Dans un manifeste publié la semaine dernière, 30 médecins, philosophes et personnalités engagées, rappellent au laboratoire Servier et à la profession médicale leurs obligations légales et morales. Signé par près de 6 000 personnes, le texte circule largement sur le Net.
Côté griefs, ce gratin du monde de la santé reproche par exemple à l'industriel de déclarer devant les micros vouloir indemniser les victimes du médicament Mediator, et de mener en parallèle « une guérilla juridique qui désespère les malades, dont certains sont mourants. Dans le même temps, certains médecins poursuivent leurs partenariats institutionnels avec Servier, malgré les éléments graves qui pèsent sur cette entreprise et son comportement inacceptable », écrivent-ils.
Servier dément les accusations
De leur côté, les laboratoires Servier ont répliqué, il y a quelques jours, par un communiqué de presse.
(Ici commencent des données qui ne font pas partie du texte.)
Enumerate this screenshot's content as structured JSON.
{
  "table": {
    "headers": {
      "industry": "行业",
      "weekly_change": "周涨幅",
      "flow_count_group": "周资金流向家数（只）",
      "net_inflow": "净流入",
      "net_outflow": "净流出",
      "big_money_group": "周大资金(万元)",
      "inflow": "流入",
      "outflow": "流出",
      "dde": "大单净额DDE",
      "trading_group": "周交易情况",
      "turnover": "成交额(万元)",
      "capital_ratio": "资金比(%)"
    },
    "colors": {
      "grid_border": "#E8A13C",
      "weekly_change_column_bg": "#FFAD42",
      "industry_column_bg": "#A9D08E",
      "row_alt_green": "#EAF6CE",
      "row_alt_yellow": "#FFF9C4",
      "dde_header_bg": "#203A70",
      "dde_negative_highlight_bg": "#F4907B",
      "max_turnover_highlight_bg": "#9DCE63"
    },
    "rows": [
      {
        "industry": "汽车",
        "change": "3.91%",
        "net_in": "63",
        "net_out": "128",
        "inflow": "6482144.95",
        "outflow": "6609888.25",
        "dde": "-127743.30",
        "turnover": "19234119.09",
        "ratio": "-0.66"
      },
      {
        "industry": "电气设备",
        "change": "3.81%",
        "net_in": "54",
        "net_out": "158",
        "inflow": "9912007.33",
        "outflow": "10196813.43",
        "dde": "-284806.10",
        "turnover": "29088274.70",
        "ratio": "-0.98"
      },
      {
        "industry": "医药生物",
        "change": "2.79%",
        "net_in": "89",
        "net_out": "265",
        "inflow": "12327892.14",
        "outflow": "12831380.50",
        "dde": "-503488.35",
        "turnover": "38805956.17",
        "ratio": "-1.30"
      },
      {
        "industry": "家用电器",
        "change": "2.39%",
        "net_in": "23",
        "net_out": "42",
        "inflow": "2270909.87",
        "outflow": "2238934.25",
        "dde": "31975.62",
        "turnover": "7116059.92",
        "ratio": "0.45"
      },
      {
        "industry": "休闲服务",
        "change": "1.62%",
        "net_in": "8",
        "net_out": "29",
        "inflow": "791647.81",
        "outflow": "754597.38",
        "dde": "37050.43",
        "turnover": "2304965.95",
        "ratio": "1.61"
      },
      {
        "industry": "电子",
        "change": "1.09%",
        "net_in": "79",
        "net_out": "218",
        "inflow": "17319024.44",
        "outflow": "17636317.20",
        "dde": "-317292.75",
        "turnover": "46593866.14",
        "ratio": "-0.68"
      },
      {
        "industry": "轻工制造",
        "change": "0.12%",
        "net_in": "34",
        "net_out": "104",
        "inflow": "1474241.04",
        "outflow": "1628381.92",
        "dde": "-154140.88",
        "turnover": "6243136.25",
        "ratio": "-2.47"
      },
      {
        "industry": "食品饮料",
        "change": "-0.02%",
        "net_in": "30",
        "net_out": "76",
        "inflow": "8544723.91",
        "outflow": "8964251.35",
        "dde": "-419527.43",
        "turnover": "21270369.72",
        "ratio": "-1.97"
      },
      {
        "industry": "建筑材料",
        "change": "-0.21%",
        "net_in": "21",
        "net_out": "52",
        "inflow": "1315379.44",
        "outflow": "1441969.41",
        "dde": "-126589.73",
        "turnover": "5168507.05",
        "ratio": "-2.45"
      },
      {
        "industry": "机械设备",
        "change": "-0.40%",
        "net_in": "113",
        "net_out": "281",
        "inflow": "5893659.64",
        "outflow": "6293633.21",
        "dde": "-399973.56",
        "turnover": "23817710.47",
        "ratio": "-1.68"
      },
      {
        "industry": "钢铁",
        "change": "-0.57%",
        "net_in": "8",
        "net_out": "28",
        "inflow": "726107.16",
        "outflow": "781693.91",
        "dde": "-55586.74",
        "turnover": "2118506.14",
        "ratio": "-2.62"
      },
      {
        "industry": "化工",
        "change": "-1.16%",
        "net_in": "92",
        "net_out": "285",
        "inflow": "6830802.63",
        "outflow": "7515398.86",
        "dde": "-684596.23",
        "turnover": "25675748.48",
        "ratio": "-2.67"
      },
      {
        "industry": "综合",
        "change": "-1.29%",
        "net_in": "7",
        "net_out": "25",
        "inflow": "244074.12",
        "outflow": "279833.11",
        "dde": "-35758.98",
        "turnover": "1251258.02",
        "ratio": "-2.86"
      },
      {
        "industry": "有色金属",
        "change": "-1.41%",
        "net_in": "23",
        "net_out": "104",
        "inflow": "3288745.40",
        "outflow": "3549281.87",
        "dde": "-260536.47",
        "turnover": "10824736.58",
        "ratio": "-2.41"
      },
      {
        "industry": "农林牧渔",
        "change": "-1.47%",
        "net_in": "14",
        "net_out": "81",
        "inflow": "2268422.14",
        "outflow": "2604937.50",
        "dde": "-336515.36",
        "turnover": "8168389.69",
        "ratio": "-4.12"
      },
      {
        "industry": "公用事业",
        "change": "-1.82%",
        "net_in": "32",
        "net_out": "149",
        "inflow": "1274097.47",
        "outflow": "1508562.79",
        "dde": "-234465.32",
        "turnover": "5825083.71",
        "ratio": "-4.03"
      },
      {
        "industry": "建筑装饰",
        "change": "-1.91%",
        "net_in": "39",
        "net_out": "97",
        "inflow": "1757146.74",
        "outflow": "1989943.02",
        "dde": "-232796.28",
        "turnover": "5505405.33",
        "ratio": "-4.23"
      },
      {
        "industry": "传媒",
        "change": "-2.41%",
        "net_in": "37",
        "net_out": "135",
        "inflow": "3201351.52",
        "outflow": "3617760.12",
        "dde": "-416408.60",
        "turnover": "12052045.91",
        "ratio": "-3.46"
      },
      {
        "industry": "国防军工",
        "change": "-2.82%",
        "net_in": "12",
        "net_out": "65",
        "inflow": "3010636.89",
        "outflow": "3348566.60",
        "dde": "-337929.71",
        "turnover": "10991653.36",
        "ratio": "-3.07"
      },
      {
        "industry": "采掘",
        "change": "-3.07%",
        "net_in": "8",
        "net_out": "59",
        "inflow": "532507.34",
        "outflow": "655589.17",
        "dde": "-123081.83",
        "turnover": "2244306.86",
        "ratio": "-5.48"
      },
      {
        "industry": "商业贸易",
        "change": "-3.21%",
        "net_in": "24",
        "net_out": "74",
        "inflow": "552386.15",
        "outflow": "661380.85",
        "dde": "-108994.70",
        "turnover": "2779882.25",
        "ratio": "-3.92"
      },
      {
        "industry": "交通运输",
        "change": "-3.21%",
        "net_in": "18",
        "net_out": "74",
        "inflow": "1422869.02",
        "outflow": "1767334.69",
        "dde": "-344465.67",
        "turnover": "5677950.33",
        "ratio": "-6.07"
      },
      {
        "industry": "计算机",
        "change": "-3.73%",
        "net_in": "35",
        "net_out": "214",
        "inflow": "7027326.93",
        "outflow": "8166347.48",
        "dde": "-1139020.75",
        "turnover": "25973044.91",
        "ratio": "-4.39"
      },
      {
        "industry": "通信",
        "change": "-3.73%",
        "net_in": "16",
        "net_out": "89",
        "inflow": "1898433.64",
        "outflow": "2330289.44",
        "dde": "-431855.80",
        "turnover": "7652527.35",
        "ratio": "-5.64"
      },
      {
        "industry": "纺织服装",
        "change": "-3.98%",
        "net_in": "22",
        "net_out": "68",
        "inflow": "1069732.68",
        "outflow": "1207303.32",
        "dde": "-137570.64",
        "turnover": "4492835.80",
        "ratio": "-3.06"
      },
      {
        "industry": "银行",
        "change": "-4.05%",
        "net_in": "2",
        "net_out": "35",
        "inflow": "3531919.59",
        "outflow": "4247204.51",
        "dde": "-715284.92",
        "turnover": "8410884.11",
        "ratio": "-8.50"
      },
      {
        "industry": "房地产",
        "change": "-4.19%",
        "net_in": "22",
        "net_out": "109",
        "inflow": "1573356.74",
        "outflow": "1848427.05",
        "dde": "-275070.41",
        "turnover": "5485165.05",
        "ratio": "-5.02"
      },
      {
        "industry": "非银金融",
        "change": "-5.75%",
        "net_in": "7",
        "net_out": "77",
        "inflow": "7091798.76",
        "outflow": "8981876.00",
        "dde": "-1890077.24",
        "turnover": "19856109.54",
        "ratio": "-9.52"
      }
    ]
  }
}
Ils réfutent les accusations portées à leur encontre, insinuant qu’ils ne tiendraient pas leurs engagements d’indemniser les patients et auraient eu à leur égard un comportement contraire à l’éthique. « Contrairement à ce qui est diffusé sur internet et repris dans quelques articles de presse, les Laboratoires Servier continuent de traiter avec attention et respect pour les patients, tous les dossiers qui leur sont présentés par l’Office National d’Indemnisation des Accidents Médicaux (ONIAM) », affirme le laboratoire.
Il indique qu'à ce jour, 5 350 dossiers ont été étudiés par les experts de l’ONIAM. Et que sur les 1 300 dossiers retenus par ces experts et transmis à Servier pour indemnisation, seuls 8 cas n’ont pas reçu pour le moment d’offre d’indemnisation : « Deux en raison d’un retard de traitement dû à l’afflux de dossiers en juin, 4 autres parce qu’ils avaient précédemment reçu un avis de rejet de l’ONIAM, et enfin 2 autres pour lesquels une expertise en présence du patient a été demandée », précise-t-il.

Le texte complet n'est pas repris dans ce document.